Aluma-Lopez v. Gonzales
This text of 158 F. App'x 905 (Aluma-Lopez v. Gonzales) is published on Counsel Stack Legal Research, covering Court of Appeals for the Ninth Circuit primary law. Counsel Stack provides free access to over 12 million legal documents including statutes, case law, regulations, and constitutions.
Opinion
MEMORANDUM
Ricardo Aluma-Lopez, a native and citizen of Colombia, petitions for review of the Board of Immigration Appeals’ denial of his application for asylum and withholding of removal. We remand to the BIA.
Aluma’s asylum application was filed after the one-year deadline imposed by 8 U.S.C. § 1158(a)(2)(B). However, it is not [906]*906clear that either the IJ or the BIA made a finding on timeliness, and the government does not press the timeliness issue. Given this, we assume that the BIA decision was based on the merits, which is a reviewable ground. See Lanza v. Ashcroft, 389 F.3d 917, 924 (9th Cir.2004).

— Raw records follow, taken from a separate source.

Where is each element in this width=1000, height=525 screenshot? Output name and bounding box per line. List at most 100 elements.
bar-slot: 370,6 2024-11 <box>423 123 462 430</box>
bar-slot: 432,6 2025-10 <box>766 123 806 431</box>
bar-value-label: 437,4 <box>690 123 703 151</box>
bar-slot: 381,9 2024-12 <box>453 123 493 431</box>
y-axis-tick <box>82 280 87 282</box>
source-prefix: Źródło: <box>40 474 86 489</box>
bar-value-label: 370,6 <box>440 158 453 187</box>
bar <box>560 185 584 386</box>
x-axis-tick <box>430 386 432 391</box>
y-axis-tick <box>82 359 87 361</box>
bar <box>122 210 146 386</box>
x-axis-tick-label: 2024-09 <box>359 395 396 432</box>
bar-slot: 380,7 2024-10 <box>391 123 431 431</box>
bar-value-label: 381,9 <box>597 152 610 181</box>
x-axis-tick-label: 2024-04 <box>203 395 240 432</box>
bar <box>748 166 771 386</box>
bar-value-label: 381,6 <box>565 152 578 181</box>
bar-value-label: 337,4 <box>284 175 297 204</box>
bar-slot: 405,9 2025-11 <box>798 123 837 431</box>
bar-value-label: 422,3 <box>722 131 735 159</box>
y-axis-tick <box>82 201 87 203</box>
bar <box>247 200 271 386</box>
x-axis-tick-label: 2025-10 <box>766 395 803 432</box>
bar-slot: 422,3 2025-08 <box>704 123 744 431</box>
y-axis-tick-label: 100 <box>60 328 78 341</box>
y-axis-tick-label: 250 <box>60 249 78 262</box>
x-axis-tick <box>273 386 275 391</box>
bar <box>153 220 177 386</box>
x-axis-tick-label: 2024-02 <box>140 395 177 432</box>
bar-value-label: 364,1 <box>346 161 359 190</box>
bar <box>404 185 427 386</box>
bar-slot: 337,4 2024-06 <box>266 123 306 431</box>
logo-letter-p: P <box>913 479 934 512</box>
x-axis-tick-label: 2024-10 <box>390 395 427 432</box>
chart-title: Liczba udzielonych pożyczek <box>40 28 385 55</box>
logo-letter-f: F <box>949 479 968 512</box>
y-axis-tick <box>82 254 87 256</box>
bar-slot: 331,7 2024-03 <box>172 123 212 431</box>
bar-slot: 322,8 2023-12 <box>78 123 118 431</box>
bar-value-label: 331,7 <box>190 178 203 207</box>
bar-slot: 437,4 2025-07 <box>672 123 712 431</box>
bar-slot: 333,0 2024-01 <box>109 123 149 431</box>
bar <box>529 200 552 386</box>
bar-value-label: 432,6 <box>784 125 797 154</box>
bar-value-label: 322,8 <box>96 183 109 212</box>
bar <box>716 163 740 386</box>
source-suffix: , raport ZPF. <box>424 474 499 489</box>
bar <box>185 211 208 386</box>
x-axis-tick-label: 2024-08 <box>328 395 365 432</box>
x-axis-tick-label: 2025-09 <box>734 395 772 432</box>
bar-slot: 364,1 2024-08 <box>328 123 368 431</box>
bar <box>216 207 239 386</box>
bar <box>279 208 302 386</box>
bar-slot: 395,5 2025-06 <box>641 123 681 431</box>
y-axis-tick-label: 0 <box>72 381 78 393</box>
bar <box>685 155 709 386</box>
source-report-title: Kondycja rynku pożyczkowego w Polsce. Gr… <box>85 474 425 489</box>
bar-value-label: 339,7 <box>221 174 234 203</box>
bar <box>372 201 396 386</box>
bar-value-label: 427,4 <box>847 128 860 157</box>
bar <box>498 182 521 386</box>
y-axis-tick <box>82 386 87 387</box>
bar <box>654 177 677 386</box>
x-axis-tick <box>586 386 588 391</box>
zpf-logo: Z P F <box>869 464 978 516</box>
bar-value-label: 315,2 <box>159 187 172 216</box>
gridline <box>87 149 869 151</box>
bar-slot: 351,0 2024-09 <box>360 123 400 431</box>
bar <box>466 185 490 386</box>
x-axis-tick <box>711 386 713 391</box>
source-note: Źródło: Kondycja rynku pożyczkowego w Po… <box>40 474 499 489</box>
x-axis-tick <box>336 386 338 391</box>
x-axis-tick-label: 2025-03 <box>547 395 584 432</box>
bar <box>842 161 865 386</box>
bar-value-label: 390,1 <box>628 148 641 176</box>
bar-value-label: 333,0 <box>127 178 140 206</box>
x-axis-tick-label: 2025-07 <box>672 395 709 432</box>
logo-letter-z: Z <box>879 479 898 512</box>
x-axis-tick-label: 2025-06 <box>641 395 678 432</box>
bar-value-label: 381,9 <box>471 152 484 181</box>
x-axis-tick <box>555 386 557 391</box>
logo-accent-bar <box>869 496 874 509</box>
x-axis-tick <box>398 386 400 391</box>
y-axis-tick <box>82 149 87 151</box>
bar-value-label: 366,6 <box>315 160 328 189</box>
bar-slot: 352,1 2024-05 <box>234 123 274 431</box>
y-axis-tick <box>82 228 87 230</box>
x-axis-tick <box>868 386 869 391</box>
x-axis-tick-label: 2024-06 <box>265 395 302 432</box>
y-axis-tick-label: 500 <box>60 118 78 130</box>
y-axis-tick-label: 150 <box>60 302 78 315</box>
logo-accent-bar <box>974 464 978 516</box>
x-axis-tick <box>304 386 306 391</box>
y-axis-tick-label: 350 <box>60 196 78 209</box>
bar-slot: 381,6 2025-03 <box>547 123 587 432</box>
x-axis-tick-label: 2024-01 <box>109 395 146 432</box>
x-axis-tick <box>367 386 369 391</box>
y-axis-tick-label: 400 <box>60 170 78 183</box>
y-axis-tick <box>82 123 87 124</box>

Neither the IJ nor the BIA addressed whether Aluma, a drug informant for the United States government against a Colombian drug cartel, would suffer persecution on account of an imputed political opinion. The intersection of the United States’s policy toward Colombian drug dealing and imputed political opinions is an unsettled area of immigration law. Thus, we see benefit in having the BIA address in the first instance whether persecution of an informant in this context is on account of an imputed political opinion for purposes of 8 U.S.C. § 1101(a)(42)(A).
REMANDED.
This disposition is not appropriate for publication and may not be cited to or by the courts of this circuit except as provided by 9th Cir. R. 36-3.